# 惨胜



## diegoclegane

大家好，

请问惨胜怎么翻译，就是赢了比输了还难看的意思，比如在篮球比赛里A队惨胜B队，赢得很狼狈差点被翻盘。或者两军交战，一方以伤亡惨重为代价赢得了这场战争，这种惨胜怎么翻译。


----------



## Ghabi

Hello. You may hear "Pyrrhic victory" for this meaning.


----------



## diegoclegane

Can I say ‘A team won（or suffered？） a Pyrrhic victory due to the unyielding B team’？


----------



## Ghabi

如果是体育比赛的话,Pyrrhic victory通常指比赛赢了,但是主力球员受伤;但你想说的似乎是球队勉强稳住胜出,这样的话可以说hang on for the win/victory.


----------



## diegoclegane

Ghabi said:


> hang on for the win/victory


hang on for the win 好像是有点顶住对手反扑的压力，有来有回，最终获胜的情形，没有一种很惨的状态。 惨胜一般是比如大比分领先然后轻视对手被对手打得狼狈不堪而险胜（大好局面差点输掉）


----------



## Ghabi

这种情况可以说survive a (late) scare。其实用惨胜用来表示险胜、仅胜,我也是近年才听到,以前没听人这样说,跟下面的用法明显不同:


diegoclegane said:


> 或者两军交战，一方以伤亡惨重为代价赢得了这场战争


----------



## brofeelgood

Ghabi said:


> Hello. You may hear "Pyrrhic victory" for this meaning.

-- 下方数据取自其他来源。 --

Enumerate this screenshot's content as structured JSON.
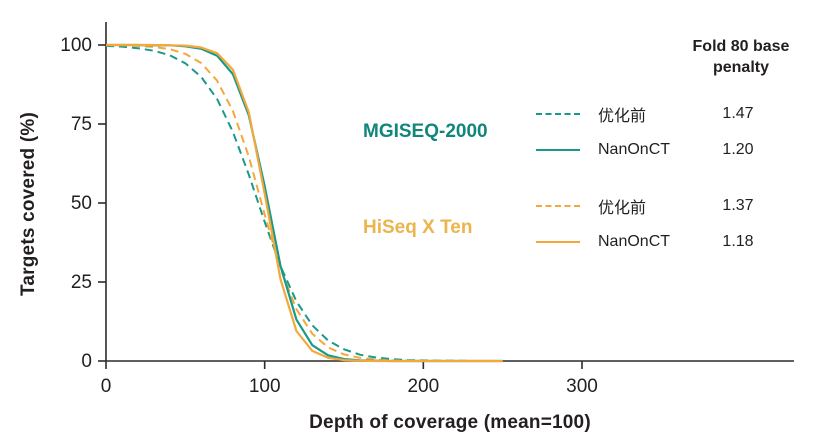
{
  "chart_data": {
    "type": "line",
    "title": "",
    "xlabel": "Depth of coverage (mean=100)",
    "ylabel": "Targets covered (%)",
    "xlim": [
      0,
      434
    ],
    "ylim": [
      0,
      100
    ],
    "xticks": [
      0,
      100,
      200,
      300
    ],
    "yticks": [
      0,
      25,
      50,
      75,
      100
    ],
    "grid": false,
    "legend_position": "right",
    "x": [
      0,
      10,
      20,
      30,
      40,
      50,
      60,
      70,
      80,
      90,
      100,
      110,
      120,
      130,
      140,
      150,
      160,
      170,
      180,
      190,
      200,
      210,
      220,
      230,
      240,
      250
    ],
    "series": [
      {
        "name": "MGISEQ-2000 优化前",
        "group": "MGISEQ-2000",
        "style": "dashed",
        "color": "#179a8a",
        "values": [
          99.7,
          99.5,
          99.0,
          98.2,
          96.8,
          94.2,
          89.9,
          82.9,
          72.5,
          59.0,
          44.0,
          30.0,
          18.9,
          11.3,
          6.5,
          3.7,
          2.0,
          1.1,
          0.6,
          0.3,
          0.2,
          0.1,
          0.1,
          0.0,
          0.0,
          0.0
        ]
      },
      {
        "name": "HiSeq X Ten 优化前",
        "group": "HiSeq X Ten",
        "style": "dashed",
        "color": "#f4a83c",
        "values": [
          99.9,
          99.9,
          99.7,
          99.4,
          98.7,
          97.2,
          94.3,
          88.7,
          79.1,
          64.7,
          46.3,
          29.2,
          16.4,
          8.6,
          4.3,
          2.1,
          1.0,
          0.5,
          0.2,
          0.1,
          0.1,
          0.0,
          0.0,
          0.0,
          0.0,
          0.0
        ]
      },
      {
        "name": "MGISEQ-2000 NanOnCT",
        "group": "MGISEQ-2000",
        "style": "solid",
        "color": "#179a8a",
        "values": [
          100.0,
          100.0,
          100.0,
          99.9,
          99.9,
          99.6,
          98.8,
          96.6,
          90.8,
          77.8,
          55.3,
          30.1,
          13.1,
          5.0,
          1.8,
          0.6,
          0.2,
          0.1,
          0.0,
          0.0,
          0.0,
          0.0,
          0.0,
          0.0,
          0.0,
          0.0
        ]
      },
      {
        "name": "HiSeq X Ten NanOnCT",
        "group": "HiSeq X Ten",
        "style": "solid",
        "color": "#f4a83c",
        "values": [
          100.0,
          100.0,
          100.0,
          100.0,
          99.9,
          99.8,
          99.2,
          97.4,
          92.2,
          78.7,
          52.9,
          25.9,
          9.5,
          3.2,
          1.0,
          0.3,
          0.1,
          0.0,
          0.0,
          0.0,
          0.0,
          0.0,
          0.0,
          0.0,
          0.0,
          0.0
        ]
      }
    ]
  },
  "axes": {
    "x_title": "Depth of coverage (mean=100)",
    "y_title": "Targets covered (%)"
  },
  "legend": {
    "header": "Fold 80 base penalty",
    "groups": [
      {
        "label": "MGISEQ-2000",
        "color": "#11867c",
        "rows": [
          {
            "label": "优化前",
            "value": "1.47",
            "style": "dashed"
          },
          {
            "label": "NanOnCT",
            "value": "1.20",
            "style": "solid"
          }
        ]
      },
      {
        "label": "HiSeq X Ten",
        "color": "#ecb44c",
        "rows": [
          {
            "label": "优化前",
            "value": "1.37",
            "style": "dashed"
          },
          {
            "label": "NanOnCT",
            "value": "1.18",
            "style": "solid"
          }
        ]
      }
    ]
  },
  "colors": {
    "teal_line": "#179a8a",
    "orange_line": "#f4a83c",
    "teal_label": "#11867c",
    "orange_label": "#ecb44c",
    "axis": "#2b2b2b",
    "text": "#231f20",
    "background": "#ffffff"
  }
}
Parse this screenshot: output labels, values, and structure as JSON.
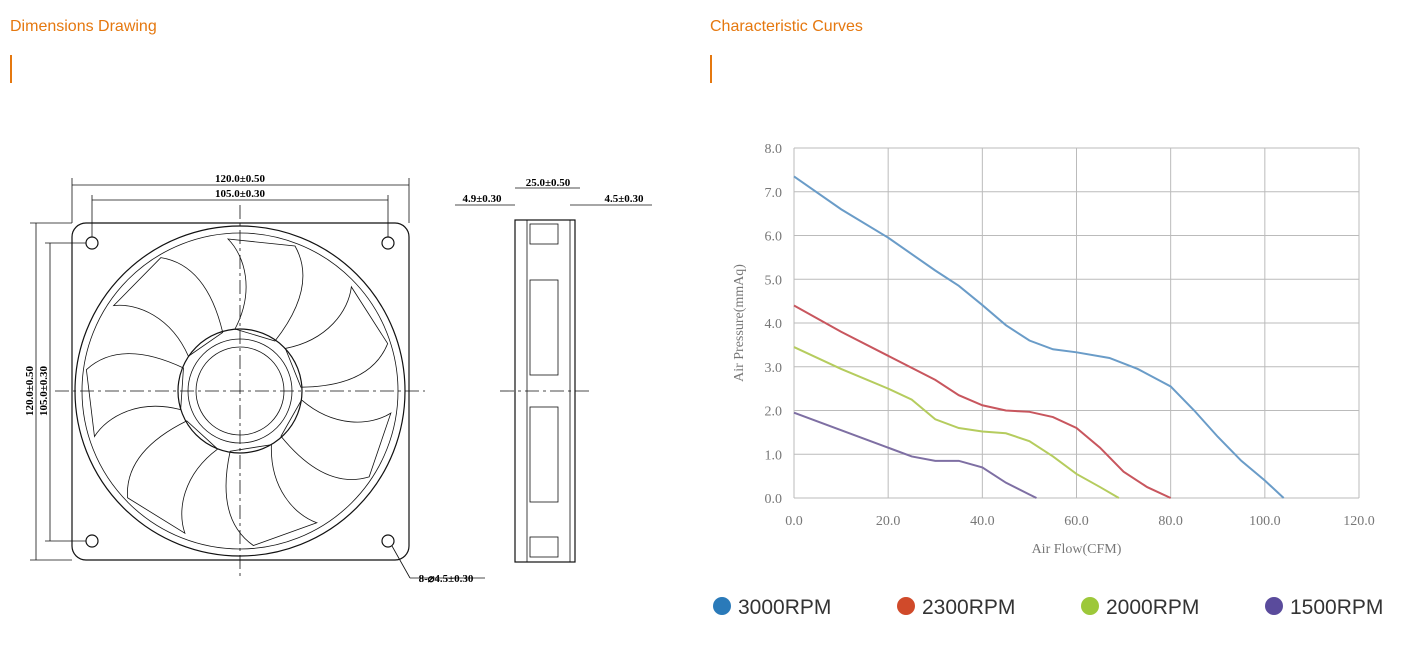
{
  "header": {
    "left_title": "Dimensions Drawing",
    "right_title": "Characteristic Curves"
  },
  "drawing": {
    "dimensions": [
      "120.0±0.50",
      "105.0±0.30",
      "120.0±0.50",
      "105.0±0.30",
      "25.0±0.50",
      "4.9±0.30",
      "4.5±0.30",
      "8-⌀4.5±0.30"
    ]
  },
  "chart_data": {
    "type": "line",
    "xlabel": "Air Flow(CFM)",
    "ylabel": "Air Pressure(mmAq)",
    "grid": true,
    "legend": "bottom",
    "xlim": [
      0,
      120
    ],
    "ylim": [
      0,
      8
    ],
    "xticks": [
      {
        "value": 0,
        "label": "0.0"
      },
      {
        "value": 20,
        "label": "20.0"
      },
      {
        "value": 40,
        "label": "40.0"
      },
      {
        "value": 60,
        "label": "60.0"
      },
      {
        "value": 80,
        "label": "80.0"
      },
      {
        "value": 100,
        "label": "100.0"
      },
      {
        "value": 120,
        "label": "120.0"
      }
    ],
    "yticks": [
      {
        "value": 0,
        "label": "0.0"
      },
      {
        "value": 1,
        "label": "1.0"
      },
      {
        "value": 2,
        "label": "2.0"
      },
      {
        "value": 3,
        "label": "3.0"
      },
      {
        "value": 4,
        "label": "4.0"
      },
      {
        "value": 5,
        "label": "5.0"
      },
      {
        "value": 6,
        "label": "6.0"
      },
      {
        "value": 7,
        "label": "7.0"
      },
      {
        "value": 8,
        "label": "8.0"
      }
    ],
    "series": [
      {
        "name": "3000RPM",
        "color": "#6a9cc8",
        "marker_color": "#2a7ab9",
        "x": [
          0,
          10,
          20,
          30,
          35,
          40,
          45,
          50,
          55,
          60,
          67,
          73,
          80,
          85,
          90,
          95,
          100,
          104
        ],
        "values": [
          7.35,
          6.6,
          5.95,
          5.2,
          4.85,
          4.41,
          3.95,
          3.6,
          3.4,
          3.33,
          3.2,
          2.95,
          2.55,
          2.0,
          1.4,
          0.85,
          0.4,
          0
        ]
      },
      {
        "name": "2300RPM",
        "color": "#c8565e",
        "marker_color": "#d04a2a",
        "x": [
          0,
          10,
          20,
          30,
          35,
          40,
          45,
          50,
          55,
          60,
          65,
          70,
          75,
          80
        ],
        "values": [
          4.4,
          3.8,
          3.25,
          2.7,
          2.35,
          2.12,
          2.0,
          1.97,
          1.85,
          1.6,
          1.15,
          0.6,
          0.25,
          0
        ]
      },
      {
        "name": "2000RPM",
        "color": "#b5cc5e",
        "marker_color": "#9dc83a",
        "x": [
          0,
          10,
          20,
          25,
          30,
          35,
          40,
          45,
          50,
          55,
          60,
          65,
          69
        ],
        "values": [
          3.45,
          2.95,
          2.5,
          2.25,
          1.8,
          1.6,
          1.52,
          1.48,
          1.3,
          0.95,
          0.55,
          0.25,
          0
        ]
      },
      {
        "name": "1500RPM",
        "color": "#7e6fa3",
        "marker_color": "#5a4b9c",
        "x": [
          0,
          10,
          20,
          25,
          30,
          35,
          40,
          45,
          50,
          51.5
        ],
        "values": [
          1.95,
          1.55,
          1.15,
          0.95,
          0.85,
          0.85,
          0.7,
          0.35,
          0.08,
          0
        ]
      }
    ]
  }
}
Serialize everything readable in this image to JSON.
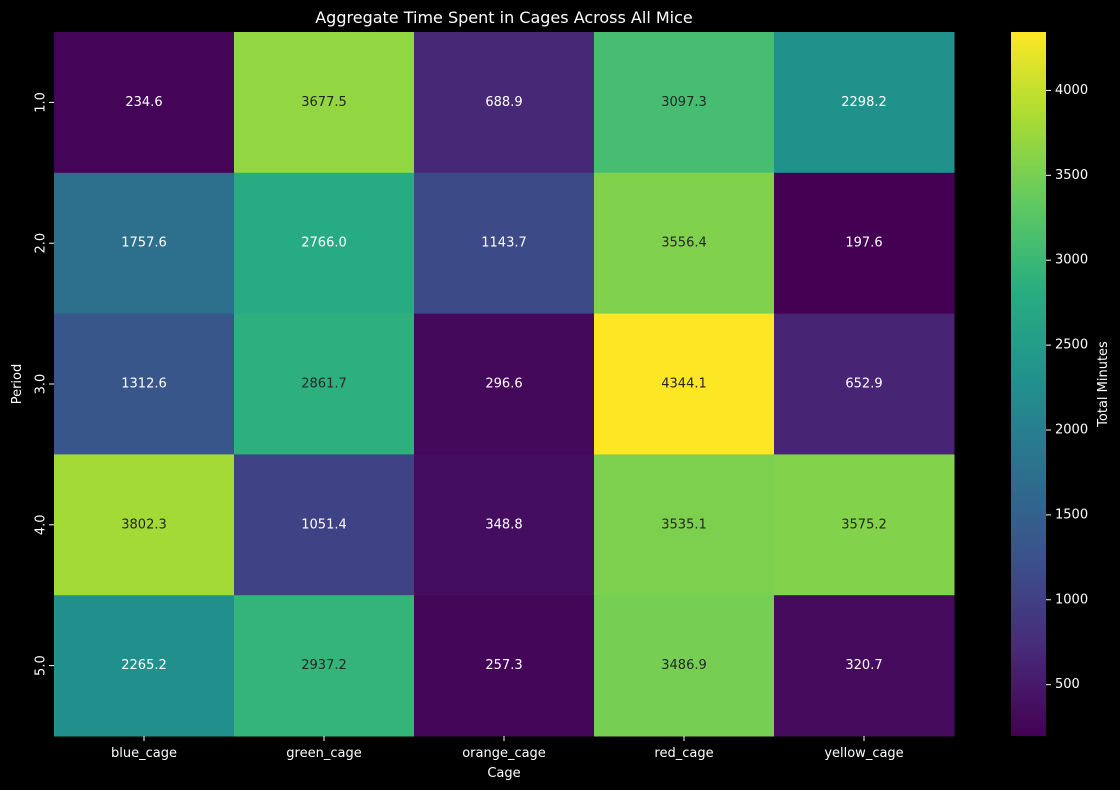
{
  "chart_data": {
    "type": "heatmap",
    "title": "Aggregate Time Spent in Cages Across All Mice",
    "xlabel": "Cage",
    "ylabel": "Period",
    "x_categories": [
      "blue_cage",
      "green_cage",
      "orange_cage",
      "red_cage",
      "yellow_cage"
    ],
    "y_categories": [
      "1.0",
      "2.0",
      "3.0",
      "4.0",
      "5.0"
    ],
    "values": [
      [
        234.6,
        3677.5,
        688.9,
        3097.3,
        2298.2
      ],
      [
        1757.6,
        2766.0,
        1143.7,
        3556.4,
        197.6
      ],
      [
        1312.6,
        2861.7,
        296.6,
        4344.1,
        652.9
      ],
      [
        3802.3,
        1051.4,
        348.8,
        3535.1,
        3575.2
      ],
      [
        2265.2,
        2937.2,
        257.3,
        3486.9,
        320.7
      ]
    ],
    "value_format": "1 decimal",
    "colormap": "viridis",
    "colorbar": {
      "label": "Total Minutes",
      "range": [
        197.6,
        4344.1
      ],
      "ticks": [
        500,
        1000,
        1500,
        2000,
        2500,
        3000,
        3500,
        4000
      ],
      "placement": "right"
    },
    "background": "#000000",
    "grid": false
  }
}
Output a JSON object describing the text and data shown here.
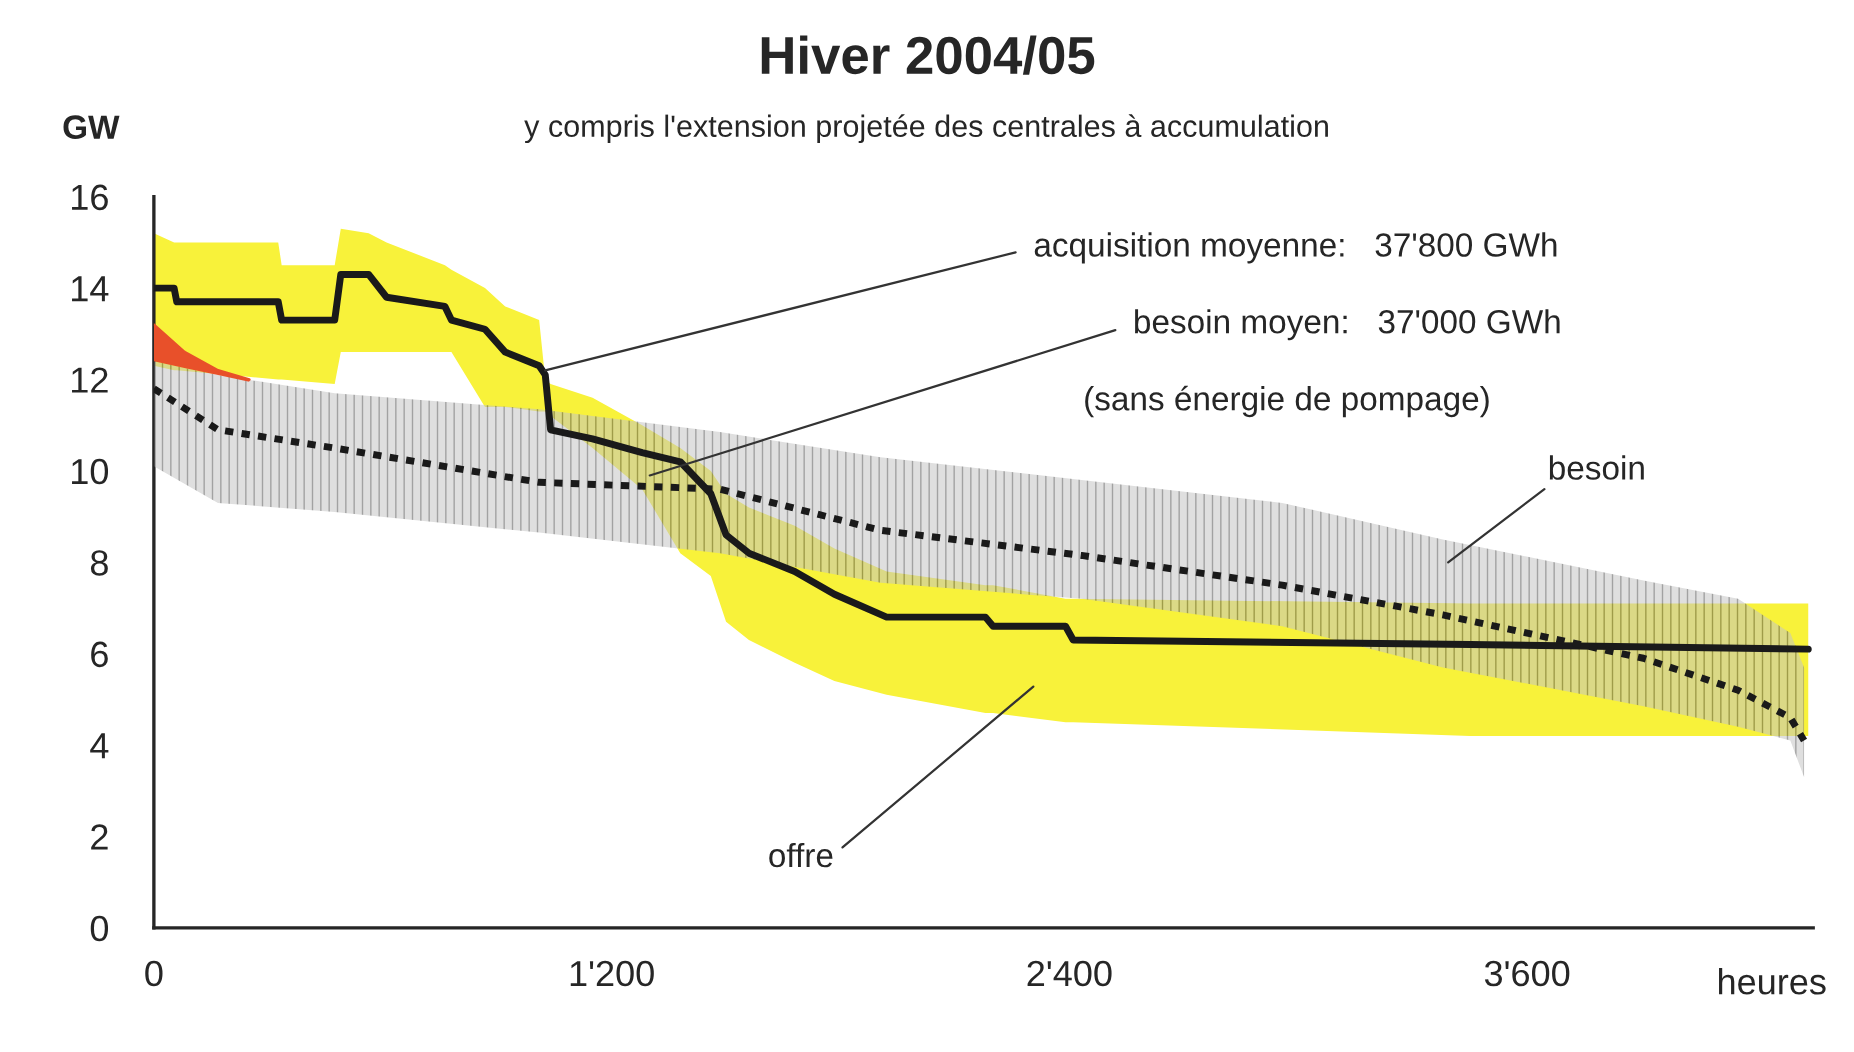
{
  "chart_data": {
    "type": "line",
    "title": "Hiver 2004/05",
    "subtitle": "y compris l'extension projetée des centrales à accumulation",
    "xlabel": "heures",
    "ylabel": "GW",
    "xlim": [
      0,
      4350
    ],
    "xticks": [
      0,
      {
        "value": 1200,
        "label": "1'200"
      },
      {
        "value": 2400,
        "label": "2'400"
      },
      {
        "value": 3600,
        "label": "3'600"
      }
    ],
    "ylim": [
      0,
      16
    ],
    "yticks": [
      0,
      2,
      4,
      6,
      8,
      10,
      12,
      14,
      16
    ],
    "grid": false,
    "legend": false,
    "series": [
      {
        "color": "#1a1a1a",
        "line_style": "solid",
        "x": [
          0,
          53,
          60,
          326,
          335,
          474,
          490,
          563,
          610,
          763,
          780,
          868,
          921,
          1010,
          1026,
          1040,
          1150,
          1280,
          1380,
          1460,
          1500,
          1560,
          1680,
          1784,
          1921,
          2180,
          2200,
          2390,
          2410,
          3450,
          4337
        ],
        "values": [
          14.0,
          14.0,
          13.7,
          13.7,
          13.3,
          13.3,
          14.3,
          14.3,
          13.8,
          13.6,
          13.3,
          13.1,
          12.6,
          12.3,
          12.1,
          10.9,
          10.7,
          10.4,
          10.2,
          9.5,
          8.6,
          8.2,
          7.8,
          7.3,
          6.8,
          6.8,
          6.6,
          6.6,
          6.3,
          6.2,
          6.1
        ],
        "upper": [
          15.2,
          15.0,
          15.0,
          15.0,
          14.5,
          14.5,
          15.3,
          15.2,
          15.0,
          14.5,
          14.4,
          14.0,
          13.6,
          13.3,
          12.0,
          11.9,
          11.6,
          11.0,
          10.5,
          10.0,
          9.5,
          9.2,
          8.8,
          8.3,
          7.8,
          7.5,
          7.5,
          7.2,
          7.2,
          7.1,
          7.1
        ],
        "lower": [
          12.3,
          12.2,
          12.2,
          12.0,
          12.0,
          11.9,
          12.6,
          12.6,
          12.6,
          12.6,
          12.6,
          11.4,
          11.4,
          11.3,
          11.3,
          11.2,
          10.5,
          9.6,
          8.2,
          7.7,
          6.7,
          6.3,
          5.8,
          5.4,
          5.1,
          4.7,
          4.7,
          4.5,
          4.5,
          4.2,
          4.2
        ]
      },
      {
        "color": "#1a1a1a",
        "line_style": "dotted",
        "x": [
          0,
          168,
          474,
          1010,
          1484,
          1905,
          2432,
          2958,
          3379,
          3905,
          4153,
          4290,
          4326
        ],
        "values": [
          11.8,
          10.9,
          10.5,
          9.75,
          9.6,
          8.7,
          8.15,
          7.5,
          6.85,
          5.9,
          5.2,
          4.6,
          4.1
        ],
        "upper": [
          12.4,
          12.1,
          11.7,
          11.35,
          10.85,
          10.3,
          9.8,
          9.3,
          8.5,
          7.6,
          7.2,
          6.45,
          5.7
        ],
        "lower": [
          10.1,
          9.3,
          9.1,
          8.65,
          8.2,
          7.55,
          7.2,
          6.6,
          5.7,
          4.85,
          4.4,
          4.1,
          3.3
        ]
      },
      {
        "color": "#e8502a",
        "line_style": "solid",
        "x": [
          0,
          80,
          168,
          250
        ],
        "values": [
          13.2,
          12.6,
          12.2,
          12.0
        ],
        "upper": [
          13.2,
          12.6,
          12.2,
          12.0
        ],
        "lower": [
          12.4,
          12.25,
          12.1,
          11.95
        ]
      }
    ],
    "annotations": [
      {
        "text": "acquisition moyenne:   37'800 GWh",
        "x": 1026,
        "y": 12.2
      },
      {
        "text": "besoin moyen:   37'000 GWh",
        "x": 1300,
        "y": 9.9
      },
      "(sans énergie de pompage)",
      "besoin",
      "offre"
    ]
  }
}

我对「惨胜」一词的理解跟Ghabi的原释一致: 杀敌一千，自损八百，是个惨烈的胜利 - to win at a great cost.



diegoclegane said:


> 惨胜一般是比如大比分领先然后轻视对手被对手打得狼狈不堪而险胜（大好局面差点输掉）


(1) To squander a comfortable lead and eke out a close victory.
(2) You almost lost it despite enjoying a seemingly unassailable lead.


----------



## diegoclegane

A team won the match by the skin of their teeth. 这句能体现出A队惨胜吗


----------



## brofeelgood

diegoclegane said:


> A team won the match by the skin of their teeth


這句話跟 'won the match by a hair/nose', 'won a narrow victory' 沒啥兩樣。它只說明了A隊是勉強地贏了比賽，但當中也不包含你要的「大比分領先」这部分。


----------



## Skatinginbc

diegoclegane said:


> 惨胜一般是比如大比分领先然后轻视对手被对手打得狼狈不堪而险胜（大好局面差点输掉）


你到底是要「惨勝」的翻譯, 還是「險勝」的翻譯?  我都弄糊塗了。


brofeelgood said:


> 杀敌一千，自损八百


那句正是韓信對白起的評價。 可憐的白起由「惨勝」到惨死, Waah!  這就是一個「惨勝」的典型例子。


----------



## diegoclegane

Skatinginbc said:


> 你到底是要「惨勝」的翻譯, 還是「險勝」的翻譯?


惨胜，那种赢得很狼狈不堪的胜利，赢了比输了还难看。体育比赛比如足球比赛，上半场A队进了B队4个球，但B队在最后补时阶段连扳3球，压得A队喘不过气，失误连连，狼狈不堪，最后比赛结束人们评论说A队惨胜。（如果比赛时间还剩多一点的话很可能A队要被B队扳平甚至是被逆转）

如果是战争，A国刚开始势如破竹打得B国节节败退，但剩一城久攻不下。最后A国强攻，杀敌一千自损三四千，人们评论A国 ‘惨胜’。


----------



## Skatinginbc

It sounds like an embarrassing win (窘勝).  For example: The winning team felt like a bunch of losers after an embarrassing win.


----------



## diegoclegane

Skatinginbc said:


> embarrassing win


----------



## diegoclegane

I came across ‘a poor second/third’ in my dictionary, so I'm just wondering can I say 'A team survived a poor win against B team' to state 'A 队惨胜'？


----------